You will recall that we overall received a very positive external evaluation last year, with some recommendations and suggestions for further quality improvements. The next stage of that process has been in full swing over the winter. The various faculty (FFN, KFKS) and department (HK/FHK) committees have been evaluating these suggestions. In the next few weeks we will be drawing up an ‘action plan’ based on the outcome of these discussions that I will present to the university’s Advisory Committee on Doctoral Education in early May. Thanks are due to all colleagues and doctoral students who have been involved in these discussions and will continue to give input as we move forward with it.
Spring is always a busy time of year, and it is pleasing to hear of so many colleagues who are planning to apply for external research funding with doctoral positions included. As the evaluation highlighted, a balance of internal and external funding allows us to maintain a critical mass of doctoral students while also leaving resources for the wider range of departmental research activity. We wish you good fortune in the forthcoming application rounds. A short reminder that (as per the dean’s e-mail of 13 February), external applications that involve the potential employment of doctoral students must be signed off by the dean in good time before the submission of the application. And also, that since we are obliged by law to ensure that the recruitment process for doctoral students is fair, open and transparent, the procedures for externally-financed doctoral positions should follow the same timelines and routines as for any other post.
Talking of recruitment, we are pleased to welcome three new doctoral students who started on 1 February: Fernanda Favaro and Jullietta Stoencheva in Media and Communication Studies (MKV), and Anne Marie Schröder in Interaction Design (ID). As we welcome new members of the doctoral community, we also wish success to those coming to the end of their studies. On 3 March, Marika Hedemyr will ‘nail’ her thesis (spikning) in K3, prior to defending it a public defence on 24 March.
Over the next two years we expect between 20 and 25 public thesis defences – the busiest such period in the faculty since Malmö University was founded. This will place a special responsibility on us all to ensure that the final seminars and thesis reviews – as well as the preparations for public defences – are done in a smooth and timely manner.
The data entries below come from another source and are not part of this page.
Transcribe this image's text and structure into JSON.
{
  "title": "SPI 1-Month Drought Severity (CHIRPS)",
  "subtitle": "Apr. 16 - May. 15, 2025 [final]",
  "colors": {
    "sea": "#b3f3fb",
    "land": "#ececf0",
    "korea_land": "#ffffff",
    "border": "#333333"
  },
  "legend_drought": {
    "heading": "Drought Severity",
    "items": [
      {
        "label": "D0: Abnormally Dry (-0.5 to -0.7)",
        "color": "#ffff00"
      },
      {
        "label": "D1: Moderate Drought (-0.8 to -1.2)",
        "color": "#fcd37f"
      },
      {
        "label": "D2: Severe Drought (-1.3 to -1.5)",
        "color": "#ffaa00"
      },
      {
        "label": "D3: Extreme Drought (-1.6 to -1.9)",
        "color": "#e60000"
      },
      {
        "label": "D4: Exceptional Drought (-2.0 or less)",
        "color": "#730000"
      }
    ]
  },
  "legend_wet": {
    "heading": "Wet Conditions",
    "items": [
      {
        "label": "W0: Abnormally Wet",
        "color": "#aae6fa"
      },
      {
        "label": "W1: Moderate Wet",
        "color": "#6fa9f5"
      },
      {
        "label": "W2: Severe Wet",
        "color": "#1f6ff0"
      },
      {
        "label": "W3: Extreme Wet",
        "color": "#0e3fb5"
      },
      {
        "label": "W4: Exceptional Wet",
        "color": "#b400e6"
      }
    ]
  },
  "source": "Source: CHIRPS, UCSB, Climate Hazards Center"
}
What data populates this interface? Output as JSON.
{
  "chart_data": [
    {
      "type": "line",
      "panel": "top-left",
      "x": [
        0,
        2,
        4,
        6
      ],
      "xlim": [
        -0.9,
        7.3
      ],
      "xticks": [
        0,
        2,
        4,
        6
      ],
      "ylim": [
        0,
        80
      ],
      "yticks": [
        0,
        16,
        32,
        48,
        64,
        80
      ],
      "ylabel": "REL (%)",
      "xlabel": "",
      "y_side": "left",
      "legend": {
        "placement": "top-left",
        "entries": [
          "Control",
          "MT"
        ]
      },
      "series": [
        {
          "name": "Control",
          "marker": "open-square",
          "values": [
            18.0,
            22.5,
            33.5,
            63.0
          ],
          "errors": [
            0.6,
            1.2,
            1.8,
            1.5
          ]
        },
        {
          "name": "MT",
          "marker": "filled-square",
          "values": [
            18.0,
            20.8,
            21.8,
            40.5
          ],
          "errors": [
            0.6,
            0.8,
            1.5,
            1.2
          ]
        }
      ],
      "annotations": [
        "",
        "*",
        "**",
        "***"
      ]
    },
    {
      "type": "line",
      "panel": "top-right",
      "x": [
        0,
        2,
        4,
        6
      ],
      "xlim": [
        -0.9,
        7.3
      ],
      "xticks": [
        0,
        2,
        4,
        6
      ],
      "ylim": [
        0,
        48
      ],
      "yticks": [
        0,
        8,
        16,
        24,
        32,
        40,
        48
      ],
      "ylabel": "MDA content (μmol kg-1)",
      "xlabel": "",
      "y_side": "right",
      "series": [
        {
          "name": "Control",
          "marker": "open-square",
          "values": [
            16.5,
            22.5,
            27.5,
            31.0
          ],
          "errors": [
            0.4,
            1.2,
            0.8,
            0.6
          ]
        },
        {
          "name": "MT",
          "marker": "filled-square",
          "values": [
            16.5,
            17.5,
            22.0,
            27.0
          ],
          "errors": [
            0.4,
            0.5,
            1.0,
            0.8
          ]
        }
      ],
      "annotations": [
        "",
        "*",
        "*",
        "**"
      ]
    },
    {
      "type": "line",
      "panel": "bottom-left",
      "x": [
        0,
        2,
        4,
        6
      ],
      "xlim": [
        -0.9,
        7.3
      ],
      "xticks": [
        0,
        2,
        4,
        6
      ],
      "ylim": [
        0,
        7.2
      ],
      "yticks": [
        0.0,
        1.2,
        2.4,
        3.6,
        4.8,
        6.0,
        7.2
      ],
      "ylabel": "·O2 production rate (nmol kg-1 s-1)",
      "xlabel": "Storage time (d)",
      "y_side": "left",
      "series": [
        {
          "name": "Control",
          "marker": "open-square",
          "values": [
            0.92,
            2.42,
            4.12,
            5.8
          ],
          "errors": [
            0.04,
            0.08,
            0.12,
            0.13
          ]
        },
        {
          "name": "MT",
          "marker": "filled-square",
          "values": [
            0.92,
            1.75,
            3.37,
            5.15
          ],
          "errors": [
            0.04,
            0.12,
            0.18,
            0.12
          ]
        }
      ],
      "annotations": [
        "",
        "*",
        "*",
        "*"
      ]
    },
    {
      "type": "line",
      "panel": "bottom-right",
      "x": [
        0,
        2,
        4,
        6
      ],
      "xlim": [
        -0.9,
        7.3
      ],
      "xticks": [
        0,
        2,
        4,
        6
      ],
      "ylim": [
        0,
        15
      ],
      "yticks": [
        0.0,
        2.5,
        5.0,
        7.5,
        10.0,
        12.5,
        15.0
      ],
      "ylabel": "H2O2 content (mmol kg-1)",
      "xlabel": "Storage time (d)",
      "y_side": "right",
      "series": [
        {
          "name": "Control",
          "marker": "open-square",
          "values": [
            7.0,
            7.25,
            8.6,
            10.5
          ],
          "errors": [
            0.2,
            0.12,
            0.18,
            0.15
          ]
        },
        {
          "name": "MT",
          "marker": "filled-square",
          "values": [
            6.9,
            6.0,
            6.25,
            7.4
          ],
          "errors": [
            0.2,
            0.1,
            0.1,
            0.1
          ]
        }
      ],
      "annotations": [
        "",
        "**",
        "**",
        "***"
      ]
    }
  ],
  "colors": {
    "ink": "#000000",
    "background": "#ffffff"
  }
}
The reward will hopefully be a generation of new Malmö doctors, and a series of exciting and stimulating theses and intellectual discussions around them.
There are also many interesting things happening in the background. The ‘Hands-On Teaching’ seminars – which started last semester – will take place at regular intervals over the next few months and discuss challenge-based learning and the roles of supervisors, examiners and students in undergraduate thesis writing. Doctoral students will also have help in writing their pedagogical porfolios, a subject we discussed in last week’s seminar with a guest seminar by Stefan Larsson of CAKL/Kristianstads Högskola There will also be a writing workshop in the summer (19-21 June) for all doctoral students. At the university level, an external assessment is currently being carried out of the faculty’s application for a new PhD subject in Organisation Studies, initiated by the Department of Urban Studies and incorporating researchers from across the university. We await further developments with interest.
Together with the Dean and the rest of the faculty leadership, I wish all doctoral students and supervisors a happy and productive spring.